Iraq is one step closer to regaining its sovereignty and seeing the complete withdrawal of Coalition troops. This week, the Iraqi cabinet overwhelmingly approved a Status of Armed Forces Agreement (SOFA) with the US, ending nervous speculation that Iraqi lawmakers would let the 31 December deadline pass in favour of a renegotiating with a new US president. As usual in Iraqi politics, a resolution was reached in the nick of time and after tortured to and fro over the conditions. 

The approved draft calls for a 3-year timetable for withdrawal — meaning all troops must be out by 2011. This is a serious US concession. The Bush Administration repeatedly rejected strict timetables and insisted on complete command of its operations, control over Iraq’s borders, extrajudicial jurisdiction over its troops and detention of Iraqi citizens. In the final agreement, the US gets none of those things, leading many analysts to speculate that the 'client state' relationship between Iraq and the US is over.

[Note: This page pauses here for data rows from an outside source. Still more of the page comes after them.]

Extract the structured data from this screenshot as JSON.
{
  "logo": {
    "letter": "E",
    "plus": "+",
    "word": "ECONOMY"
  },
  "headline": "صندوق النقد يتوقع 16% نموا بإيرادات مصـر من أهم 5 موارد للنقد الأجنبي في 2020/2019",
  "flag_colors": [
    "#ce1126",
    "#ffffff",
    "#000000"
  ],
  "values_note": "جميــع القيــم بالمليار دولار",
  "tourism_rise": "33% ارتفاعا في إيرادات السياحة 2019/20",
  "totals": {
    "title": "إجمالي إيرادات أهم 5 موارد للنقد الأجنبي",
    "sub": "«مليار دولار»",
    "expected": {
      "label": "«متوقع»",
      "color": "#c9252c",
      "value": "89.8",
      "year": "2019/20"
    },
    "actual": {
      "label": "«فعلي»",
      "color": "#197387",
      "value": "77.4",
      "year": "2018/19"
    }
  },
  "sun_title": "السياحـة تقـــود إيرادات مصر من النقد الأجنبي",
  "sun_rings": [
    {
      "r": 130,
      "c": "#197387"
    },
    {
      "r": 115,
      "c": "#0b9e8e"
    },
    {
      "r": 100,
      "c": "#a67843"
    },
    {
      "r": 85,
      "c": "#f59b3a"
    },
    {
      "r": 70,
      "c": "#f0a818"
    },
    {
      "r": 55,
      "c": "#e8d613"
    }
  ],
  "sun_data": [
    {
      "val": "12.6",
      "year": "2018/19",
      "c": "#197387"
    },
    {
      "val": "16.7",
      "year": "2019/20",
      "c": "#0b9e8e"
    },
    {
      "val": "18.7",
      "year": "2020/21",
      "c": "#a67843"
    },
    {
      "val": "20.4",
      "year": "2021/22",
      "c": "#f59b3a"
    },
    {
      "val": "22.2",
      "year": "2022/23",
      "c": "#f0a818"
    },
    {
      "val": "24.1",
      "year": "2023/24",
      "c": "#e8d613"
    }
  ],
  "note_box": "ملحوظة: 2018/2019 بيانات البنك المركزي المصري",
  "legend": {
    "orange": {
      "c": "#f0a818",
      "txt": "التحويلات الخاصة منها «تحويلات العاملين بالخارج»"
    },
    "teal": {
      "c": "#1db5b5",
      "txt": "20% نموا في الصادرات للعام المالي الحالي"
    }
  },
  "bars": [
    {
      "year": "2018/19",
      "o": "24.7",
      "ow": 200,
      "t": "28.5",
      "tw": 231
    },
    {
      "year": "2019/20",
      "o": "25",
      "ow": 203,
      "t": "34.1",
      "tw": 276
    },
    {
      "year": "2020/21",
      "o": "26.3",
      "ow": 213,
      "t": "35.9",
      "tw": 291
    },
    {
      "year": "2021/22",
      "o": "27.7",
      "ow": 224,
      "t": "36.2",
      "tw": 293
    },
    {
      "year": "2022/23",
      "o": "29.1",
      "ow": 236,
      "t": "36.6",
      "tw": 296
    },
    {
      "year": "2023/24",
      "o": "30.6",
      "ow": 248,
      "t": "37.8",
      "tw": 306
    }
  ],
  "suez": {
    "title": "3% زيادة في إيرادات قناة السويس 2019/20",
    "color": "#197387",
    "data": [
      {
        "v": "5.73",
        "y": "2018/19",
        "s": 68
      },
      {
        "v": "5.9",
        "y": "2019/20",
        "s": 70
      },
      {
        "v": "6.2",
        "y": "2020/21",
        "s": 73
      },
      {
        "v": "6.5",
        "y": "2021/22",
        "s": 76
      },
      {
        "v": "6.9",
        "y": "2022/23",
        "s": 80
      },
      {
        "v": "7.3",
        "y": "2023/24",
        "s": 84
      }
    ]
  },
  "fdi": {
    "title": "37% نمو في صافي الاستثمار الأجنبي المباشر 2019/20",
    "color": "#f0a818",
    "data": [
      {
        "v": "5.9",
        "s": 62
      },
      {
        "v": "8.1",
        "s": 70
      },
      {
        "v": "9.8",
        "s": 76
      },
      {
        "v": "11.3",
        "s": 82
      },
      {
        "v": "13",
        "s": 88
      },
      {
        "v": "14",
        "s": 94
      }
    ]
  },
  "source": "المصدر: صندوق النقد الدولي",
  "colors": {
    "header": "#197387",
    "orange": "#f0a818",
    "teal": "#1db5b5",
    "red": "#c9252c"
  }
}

The SOFA must pass through one final hurdle before its final passage. It must be approved by a  majority in the Iraqi parliament. Though Iraqi lawmakers who support the agreement are confident they have the numbers, there is reluctance to present it to parliament without a national consensus on the agreement. 

Sadrist lawmakers object to the pact in principle; they want US troops out of Iraq sooner rather than three years from now. And ironically, Sunni parties, the Coalition's erstwhile foes, are reluctant to see Coalition troops draw down for fear that Iraq succumbs to Iranian influence. Ayatollah Sistani, Iraq's pre-eminent Shia cleric, has offered his tacit approval for the document, but he too states that all elements of Iraqi society must approve of the security agreement for it to succeed. 

Iraq has learned hard lessons from the past. Many seminal political agreements in Iraq's short post-Saddam history — the Iraqi constitution, elections timetables, provincial powers agreements — have passed by majority vote but have come back to haunt Iraq in the form of stubborn opposition and insurgency because key segments of Iraqi society did not approve of them. Ayatollah Sistani and other Iraqi lawmakers do not want the SOFA to suffer the same fate, as it is the best possible agreement that guarantees Iraq a significant say over US military operations in the coming three years and a final goodbye at the end.